I like to think of this time as R&D investment time: the exploratory tasks of this quarter have the potential to become the headline projects of next quarter if we are able to identify an exciting area of opportunity. Of course, the nature of R&D work means that not every project will work out – pharmaceutical companies may test thousands of potential treatments before finding one that can make it through clinical trials – similarly, this sort of research is an investment with risk (how to prioritize work in such an environment is a subject for another blog post).
Acceptance Criteria to “write the next story”
Often in data science and analytics research tasks, it is difficult to map out the course of the project from day 1. We expect (and want!) the things we learn in the early parts of the research phase to shape the future phases. While this can make long-term planning difficult, it is important to build the right amount of flexibility into your process.
One trick that I like is to have the person doing the task write the story for the next task. Let’s take our example spike story from above “Research the state-of-the-art in LTV modeling for e-commerce companies”. The ACs for this story could be:
- Write a one-page document outlining the current state-of-the-art (with citations)
- Recommend a strategy for $OUR_COMPANY to pursue for LTV modeling
- Write the ACs for a subsequent story to prototype this model
By chaining stories together this way, we can continue using our scrum methodology while still allowing the individual doing the research the flexibility to iterate on their work plan as the work progresses. By actually turning each step in the project into a well defined story, we can inject both peer-review and accountability into the sometimes opaque research process.
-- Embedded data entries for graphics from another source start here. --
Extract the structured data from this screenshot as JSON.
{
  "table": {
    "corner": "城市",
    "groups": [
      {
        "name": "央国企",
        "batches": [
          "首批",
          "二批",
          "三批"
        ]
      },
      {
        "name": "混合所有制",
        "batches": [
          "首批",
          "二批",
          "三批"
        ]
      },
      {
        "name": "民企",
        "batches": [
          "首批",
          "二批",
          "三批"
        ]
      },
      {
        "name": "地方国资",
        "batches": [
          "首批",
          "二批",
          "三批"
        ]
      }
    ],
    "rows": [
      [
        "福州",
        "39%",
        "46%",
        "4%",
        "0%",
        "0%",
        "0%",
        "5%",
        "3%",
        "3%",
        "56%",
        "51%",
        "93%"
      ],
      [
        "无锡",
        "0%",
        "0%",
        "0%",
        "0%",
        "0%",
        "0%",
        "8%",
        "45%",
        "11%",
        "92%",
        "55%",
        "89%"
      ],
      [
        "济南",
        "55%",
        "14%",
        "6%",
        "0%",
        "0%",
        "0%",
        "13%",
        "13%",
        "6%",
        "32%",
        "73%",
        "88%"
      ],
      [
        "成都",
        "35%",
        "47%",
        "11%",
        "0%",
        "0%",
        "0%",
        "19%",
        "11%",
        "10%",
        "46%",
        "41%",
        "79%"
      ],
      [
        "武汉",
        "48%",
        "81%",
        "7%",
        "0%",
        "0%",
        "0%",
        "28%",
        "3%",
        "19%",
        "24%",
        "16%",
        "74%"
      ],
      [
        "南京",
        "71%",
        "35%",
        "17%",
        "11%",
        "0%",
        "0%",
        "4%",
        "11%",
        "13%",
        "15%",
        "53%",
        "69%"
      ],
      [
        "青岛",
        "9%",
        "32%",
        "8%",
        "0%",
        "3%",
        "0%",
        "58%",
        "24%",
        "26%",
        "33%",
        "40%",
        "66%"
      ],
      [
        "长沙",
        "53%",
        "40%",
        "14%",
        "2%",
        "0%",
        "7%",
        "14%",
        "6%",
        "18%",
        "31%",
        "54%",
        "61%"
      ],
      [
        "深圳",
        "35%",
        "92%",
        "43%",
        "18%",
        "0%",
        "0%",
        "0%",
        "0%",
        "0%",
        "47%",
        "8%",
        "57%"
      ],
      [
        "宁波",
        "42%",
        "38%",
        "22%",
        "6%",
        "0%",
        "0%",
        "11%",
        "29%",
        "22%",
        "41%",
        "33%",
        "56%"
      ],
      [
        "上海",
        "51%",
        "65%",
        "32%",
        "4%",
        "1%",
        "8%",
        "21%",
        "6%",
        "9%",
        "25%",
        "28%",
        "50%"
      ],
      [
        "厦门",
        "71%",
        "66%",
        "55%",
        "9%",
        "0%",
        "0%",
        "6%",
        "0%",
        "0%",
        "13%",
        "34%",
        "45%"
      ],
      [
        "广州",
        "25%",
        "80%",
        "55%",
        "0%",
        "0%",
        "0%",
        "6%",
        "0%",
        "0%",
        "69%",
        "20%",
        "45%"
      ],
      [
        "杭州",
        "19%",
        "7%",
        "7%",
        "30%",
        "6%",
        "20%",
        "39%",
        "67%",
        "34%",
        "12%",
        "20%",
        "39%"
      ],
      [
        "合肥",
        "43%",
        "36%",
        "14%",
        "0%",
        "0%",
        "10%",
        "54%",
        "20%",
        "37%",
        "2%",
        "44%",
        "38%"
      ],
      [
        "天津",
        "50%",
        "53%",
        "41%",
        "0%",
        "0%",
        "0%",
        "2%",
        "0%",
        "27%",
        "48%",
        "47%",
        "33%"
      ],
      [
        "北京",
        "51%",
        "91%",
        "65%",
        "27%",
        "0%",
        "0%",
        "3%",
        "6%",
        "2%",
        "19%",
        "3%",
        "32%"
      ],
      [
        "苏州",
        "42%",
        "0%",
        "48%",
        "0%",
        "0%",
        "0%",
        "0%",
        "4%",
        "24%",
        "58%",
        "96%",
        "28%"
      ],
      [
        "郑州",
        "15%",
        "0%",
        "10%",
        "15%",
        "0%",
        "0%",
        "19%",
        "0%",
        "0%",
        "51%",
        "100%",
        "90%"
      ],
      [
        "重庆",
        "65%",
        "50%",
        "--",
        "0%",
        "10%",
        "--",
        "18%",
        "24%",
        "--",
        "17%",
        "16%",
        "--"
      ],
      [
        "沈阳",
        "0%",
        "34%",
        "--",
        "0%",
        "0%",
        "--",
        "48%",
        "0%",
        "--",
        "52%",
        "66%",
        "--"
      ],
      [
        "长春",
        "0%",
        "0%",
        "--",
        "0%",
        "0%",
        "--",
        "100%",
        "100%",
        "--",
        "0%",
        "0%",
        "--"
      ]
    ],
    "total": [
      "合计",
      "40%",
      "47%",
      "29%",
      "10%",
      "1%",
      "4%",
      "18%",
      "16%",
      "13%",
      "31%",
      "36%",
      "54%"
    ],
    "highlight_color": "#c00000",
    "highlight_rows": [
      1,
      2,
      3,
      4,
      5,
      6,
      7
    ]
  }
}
Peer-review in show-and-tell
At the end of the sprint, we like to bring the team together to “demo” what they have built. In software engineering scrum practice, we expect the engineers to demo “working software.” However, for analytics and data science we may do some work that involves building working software but there is lots of work (e.g., research) that does not necessarily involve anything demoable.
In addition to doing “software” demos, it can work well to treat the time similar to how research presentations work in academia. Each scientist can share their research and the team can use the time to ask clarifying questions, poke holes in the methodology, and suggest areas for future research. This time then serves a bunch of purposes:
- Holds researchers accountable to having something to share at the end of the sprint (i.e., demonstrating progress)
- Spreads knowledge across the Analytics team (helping to reduce the “bus factor”)
- Introduces more junior members of the team to more advanced methods they may not be familiar with
- Allows for cross-team input on research methodology
- Introduces more opportunities to review work and catch errors (“these results don’t match up with what I saw in a similar project. We should identify what is driving the discrepancy”)
Conclusion
Scrum is a great tool for project managing analytics and data science work. In this post I have suggested a few adjustments I like to make to the process to make it more amenable to doing the sort of research work that Data Analysts and Data Scientists spend their time on.
For me, the key thing to remember is that the most important thing is generating valuable work, and whatever process you use should be subordinate to that goal. To the extent the process helps you generate valuable work, you should use it, and to the extent that it distracts you from that prime directive, you should adjust it!